Petrol Importation: PPPRA allots to MRS, Total, Forte Oil, 16 others in Q4

16 November 2015, Abuja – The federal government has granted approval for the importation of 1.5 million metric tonnes of petrol to 19 companies for the fourth quarter of 2015.

Crude oil tankerThis is coming as the co-founder and chief executive officer of Geneva-based Mercuria Energy Group, Mr. Marco Dunand, met with President Muhammadu Buhari on November 11, during which he indicated interest in investing $1.5 billion in Nigeria’s downstream and upstream oil sector.

Details of the import allocations obtained by THISDAY from sources within the Petroleum Products Pricing Regulatory Agency (PPPRA) showed that MRS got the highest allocation of 200,000 metric tonnes, followed by Total Nigeria Plc which was allotted 120,000 metric tonnes, while NIPCO Plc and Forte Oil Plc were alloted 100,000 metric tonnes each.

Also while FEL was given an import allocation for 90,000 metric tonnes, Oando, Conoil, Rainoil, Blufin, Masters Energy, Sahara Energy and Swift Oil got 60,000 metric tonnes each.
Matrix Energy was allotted 50,000 metric tonnes; AA RANO – 50,000 metric tonnes; Mobil Oil – 45,000 metric tonnes; Heyden Petroleum – 40,000 metric tonnes; Integrated – 40,000 metric tonnes; Shorelink – 30,000 metric tonnes and NEPAL – 15,000 metric tonnes.
In a related development, Buhari met with Dunand, the CEO of one of the world’s largest integrated energy and commodities groups, Mercuria, to discuss securing Nigeria’s energy independence and delivering more benefits to the Nigerian people from the nation’s natural resources.

A statement by Mercuria, which was made available to THISDAY, said the two leaders during the meeting explored ways Nigeria could harness relationships and expertise around the world to improve the management of its crude oil production and maximise returns for the Nigerian people.

Dunand was said to have told Buhari that his company believes in Nigeria and would like to substantially increase its investments in the country particularly in the upstream and downstream sectors by up to an additional $1.5 billion.

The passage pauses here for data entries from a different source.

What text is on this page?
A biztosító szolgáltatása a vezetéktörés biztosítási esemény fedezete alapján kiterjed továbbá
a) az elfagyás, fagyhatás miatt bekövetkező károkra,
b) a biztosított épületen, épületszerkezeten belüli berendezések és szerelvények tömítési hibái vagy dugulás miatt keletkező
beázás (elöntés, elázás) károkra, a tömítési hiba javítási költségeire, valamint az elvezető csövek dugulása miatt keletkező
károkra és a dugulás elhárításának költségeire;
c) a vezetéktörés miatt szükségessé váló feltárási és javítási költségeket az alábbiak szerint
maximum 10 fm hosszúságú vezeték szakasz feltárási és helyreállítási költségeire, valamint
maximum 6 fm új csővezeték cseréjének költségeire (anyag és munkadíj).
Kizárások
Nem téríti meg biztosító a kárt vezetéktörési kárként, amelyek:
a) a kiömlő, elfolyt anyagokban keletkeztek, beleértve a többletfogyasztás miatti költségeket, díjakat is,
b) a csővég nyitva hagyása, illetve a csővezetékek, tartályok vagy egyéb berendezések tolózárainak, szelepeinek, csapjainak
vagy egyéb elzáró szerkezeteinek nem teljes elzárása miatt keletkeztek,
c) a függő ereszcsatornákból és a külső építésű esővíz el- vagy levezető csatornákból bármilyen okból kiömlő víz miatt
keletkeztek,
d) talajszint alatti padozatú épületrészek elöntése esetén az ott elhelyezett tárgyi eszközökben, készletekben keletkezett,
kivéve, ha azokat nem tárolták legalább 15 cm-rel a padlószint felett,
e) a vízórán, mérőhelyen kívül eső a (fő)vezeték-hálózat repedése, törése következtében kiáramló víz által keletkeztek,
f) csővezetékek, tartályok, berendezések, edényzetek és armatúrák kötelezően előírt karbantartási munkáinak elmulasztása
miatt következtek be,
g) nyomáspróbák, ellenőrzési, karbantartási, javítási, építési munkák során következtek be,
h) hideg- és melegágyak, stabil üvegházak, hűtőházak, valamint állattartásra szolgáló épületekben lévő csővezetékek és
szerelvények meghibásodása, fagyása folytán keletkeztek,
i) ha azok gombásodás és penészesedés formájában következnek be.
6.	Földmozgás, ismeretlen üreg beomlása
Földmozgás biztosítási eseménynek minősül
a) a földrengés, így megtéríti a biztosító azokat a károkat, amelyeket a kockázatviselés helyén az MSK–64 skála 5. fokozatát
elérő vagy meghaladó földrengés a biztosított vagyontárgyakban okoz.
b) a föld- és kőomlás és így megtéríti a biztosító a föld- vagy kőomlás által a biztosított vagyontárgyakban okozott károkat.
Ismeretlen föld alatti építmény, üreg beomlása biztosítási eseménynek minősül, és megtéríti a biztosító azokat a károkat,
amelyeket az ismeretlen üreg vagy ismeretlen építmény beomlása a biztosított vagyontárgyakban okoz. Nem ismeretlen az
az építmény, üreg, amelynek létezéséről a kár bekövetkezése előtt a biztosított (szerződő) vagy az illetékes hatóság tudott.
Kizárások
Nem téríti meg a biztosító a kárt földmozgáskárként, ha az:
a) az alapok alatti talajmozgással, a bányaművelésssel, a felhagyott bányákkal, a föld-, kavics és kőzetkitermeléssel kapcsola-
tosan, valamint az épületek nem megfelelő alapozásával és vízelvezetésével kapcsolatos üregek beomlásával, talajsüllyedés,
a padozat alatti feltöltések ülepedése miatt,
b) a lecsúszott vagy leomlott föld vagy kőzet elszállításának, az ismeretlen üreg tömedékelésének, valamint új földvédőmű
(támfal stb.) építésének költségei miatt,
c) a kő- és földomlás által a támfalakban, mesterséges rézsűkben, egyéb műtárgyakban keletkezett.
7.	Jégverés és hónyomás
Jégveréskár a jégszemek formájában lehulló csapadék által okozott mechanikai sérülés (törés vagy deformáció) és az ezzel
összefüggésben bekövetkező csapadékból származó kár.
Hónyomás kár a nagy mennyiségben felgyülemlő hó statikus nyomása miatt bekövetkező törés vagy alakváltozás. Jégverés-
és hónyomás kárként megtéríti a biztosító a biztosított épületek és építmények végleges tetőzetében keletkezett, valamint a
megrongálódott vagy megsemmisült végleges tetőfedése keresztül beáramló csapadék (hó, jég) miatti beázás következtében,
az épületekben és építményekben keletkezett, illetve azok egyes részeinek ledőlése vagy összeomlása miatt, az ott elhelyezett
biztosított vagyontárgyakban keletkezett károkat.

He also told the president that Mercuria would like to establish a joint venture company with the Nigerian National Petroleum Corporation (NNPC) and its upstream arm, the Nigerian Petroleum Development Company (NPDC).
In 2014, Mercuria completed the acquisition of the physical commodities trading unit of JP Morgan Chase & Co.

Also recently, Mercuria made inroads into the West African downstream oil sector by aligning with Forte Oil, Nigeria’s foremost integrated energy solutions provider with business interests in the downstream petroleum marketing and power generation sub-sectors, through the acquisition of 18 per cent equity in the entity.

Mercuria has a long and deep relationship with NNPC and has significant investments in Nigeria. The firm buys about 25 million barrels of Nigerian crude oil yearly.¨

Mercuria is also one of largest suppliers of refined petroleum products to Nigeria, with approximately two million metric tonnes sold per annum.
The company supplies Nigerian marketers with approximately 600,000 tonnes of jet fuel and gasoil annually.
Mercuria also delivered petroleum products to NNPC from 2007 to 2010.
However, the company stopped supplying NNPC with refined products in 2010 because it was not part of the swap transaction under the last administration.